Instructors have seen the rise in the price of their lessons, but have not seen any significant pay rises.
Venner said he got a 15-cent-per-hour raise this year, from $33.60 to $33.75.
"That's an insult."
He added: "There is a huge difference between what they charge and what they pay."
The cost of a full-day private lesson this season is $699, before tax. At $33.75, Venner would earn $202, before tax.
Meanwhile, executive compensation based on incentives, salary and performance pay in the last three years has risen by double digits in some cases — though significant it is not out of line by industry standards, say experts.
"In light of the article in the Pique (March 27, 2014) that disclosed some of the salaries of the executive, it would only be fair to see the salaries of ski instructors improved as much," said Spence.
Higher wages would make these problems go away, added Venner.

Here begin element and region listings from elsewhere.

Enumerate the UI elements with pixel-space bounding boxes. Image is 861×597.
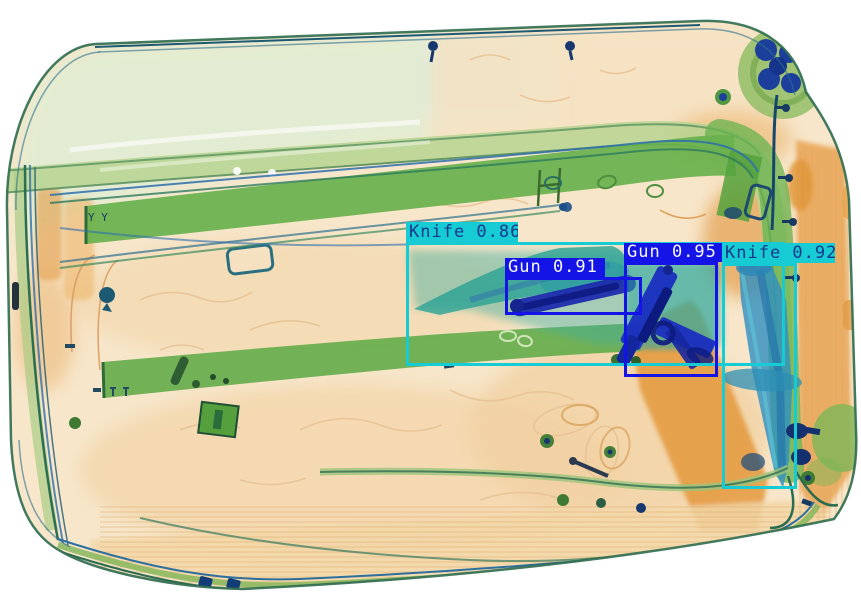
detection-label-knife-0.92: Knife 0.92 [722,243,835,263]
detection-box-knife-0.92 [722,263,797,489]
detection-label-gun-0.91: Gun 0.91 [505,258,605,277]
detection-overlay: Knife 0.86Gun 0.91Gun 0.95Knife 0.92 [0,0,861,597]
detection-label-gun-0.95: Gun 0.95 [624,243,723,262]
xray-scan-image: Y Y [0,0,861,597]
detection-box-gun-0.95 [624,262,718,377]
detection-label-knife-0.86: Knife 0.86 [406,222,518,242]
detection-box-gun-0.91 [505,277,642,315]
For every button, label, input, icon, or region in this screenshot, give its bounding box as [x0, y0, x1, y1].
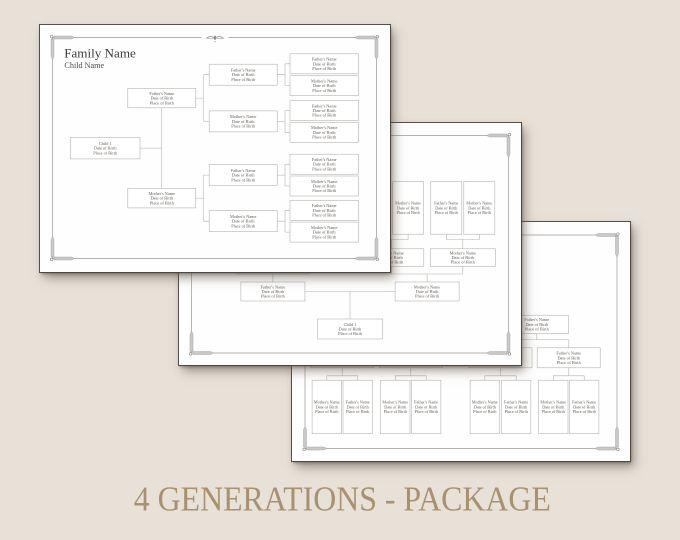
svg-text:Place of Birth: Place of Birth — [312, 212, 337, 217]
svg-text:Place of Birth: Place of Birth — [415, 409, 439, 414]
svg-text:Place of Birth: Place of Birth — [312, 66, 337, 71]
svg-text:Child Name: Child Name — [64, 61, 104, 70]
svg-text:Place of Birth: Place of Birth — [231, 76, 256, 81]
svg-text:Place of Birth: Place of Birth — [312, 112, 337, 117]
svg-text:Place of Birth: Place of Birth — [149, 100, 174, 105]
svg-text:Family Name: Family Name — [64, 45, 136, 60]
svg-text:Place of Birth: Place of Birth — [231, 223, 256, 228]
svg-text:Place of Birth: Place of Birth — [384, 409, 408, 414]
svg-text:Place of Birth: Place of Birth — [312, 87, 337, 92]
svg-text:Place of Birth: Place of Birth — [231, 123, 256, 128]
svg-text:Place of Birth: Place of Birth — [525, 326, 550, 331]
svg-text:Place of Birth: Place of Birth — [149, 200, 174, 205]
svg-text:Place of Birth: Place of Birth — [542, 409, 566, 414]
svg-text:4 GENERATIONS - PACKAGE: 4 GENERATIONS - PACKAGE — [134, 480, 551, 519]
svg-text:Place of Birth: Place of Birth — [312, 188, 337, 193]
svg-text:Place of Birth: Place of Birth — [315, 409, 339, 414]
svg-text:Place of Birth: Place of Birth — [557, 360, 582, 365]
svg-text:Place of Birth: Place of Birth — [434, 210, 458, 215]
svg-text:Place of Birth: Place of Birth — [473, 409, 497, 414]
svg-text:Place of Birth: Place of Birth — [338, 331, 363, 336]
svg-text:Place of Birth: Place of Birth — [505, 409, 529, 414]
svg-text:Place of Birth: Place of Birth — [396, 210, 420, 215]
svg-text:Place of Birth: Place of Birth — [573, 409, 597, 414]
svg-text:Place of Birth: Place of Birth — [260, 293, 285, 298]
svg-text:Place of Birth: Place of Birth — [93, 150, 118, 155]
svg-text:Place of Birth: Place of Birth — [312, 134, 337, 139]
svg-text:Place of Birth: Place of Birth — [415, 293, 440, 298]
svg-text:Place of Birth: Place of Birth — [312, 234, 337, 239]
svg-text:Place of Birth: Place of Birth — [312, 166, 337, 171]
svg-text:Place of Birth: Place of Birth — [467, 210, 491, 215]
svg-text:Place of Birth: Place of Birth — [231, 177, 256, 182]
svg-text:Place of Birth: Place of Birth — [346, 409, 370, 414]
svg-text:Place of Birth: Place of Birth — [450, 259, 475, 264]
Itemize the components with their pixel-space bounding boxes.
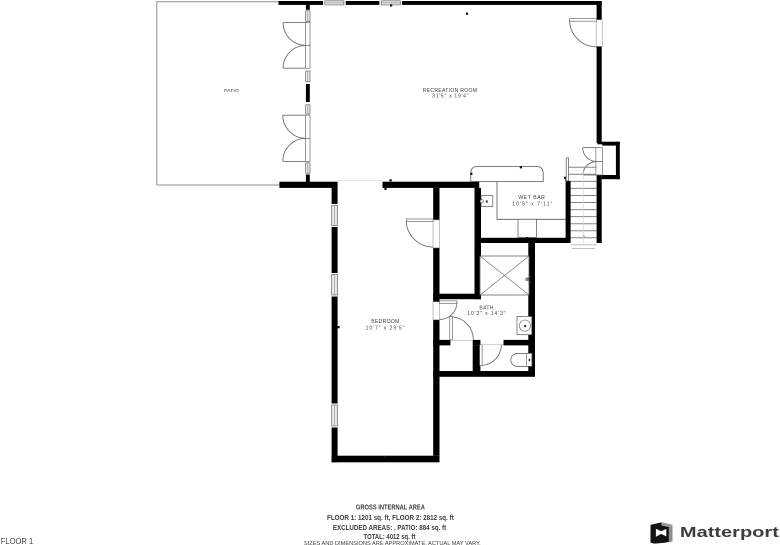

More Canadians would be interested in jobs as ski instructors, reducing the need for foreign workers.
"The wage levels, as they are, discourage anybody, but somebody like myself who's highly certified and been in the game all my life, to want to make it a career job," said Venner.
"If wages were higher across the board, there might be more encouragement for Canadians to apply for these jobs."
Whistler Blackcomb counters that its instructors are the highest paid in Canada and amongst the top in North America.
It budgets every year to train instructors in the snow school, with a goal of moving them higher up in their certification levels.
"As the business grows (it) gets tougher and tougher (not to use temporary foreign workers), but we feel quite confident that we're doing more than most in terms of our reliance on the Temporary Foreign Workers program," said Chevalier.
"It's certainly an issue that we're aware of and have been speaking to the (snow) school about.
"The feedback that we've been getting is making it more and more apparent that we have to continue down that road (to reduce reliance on the program)."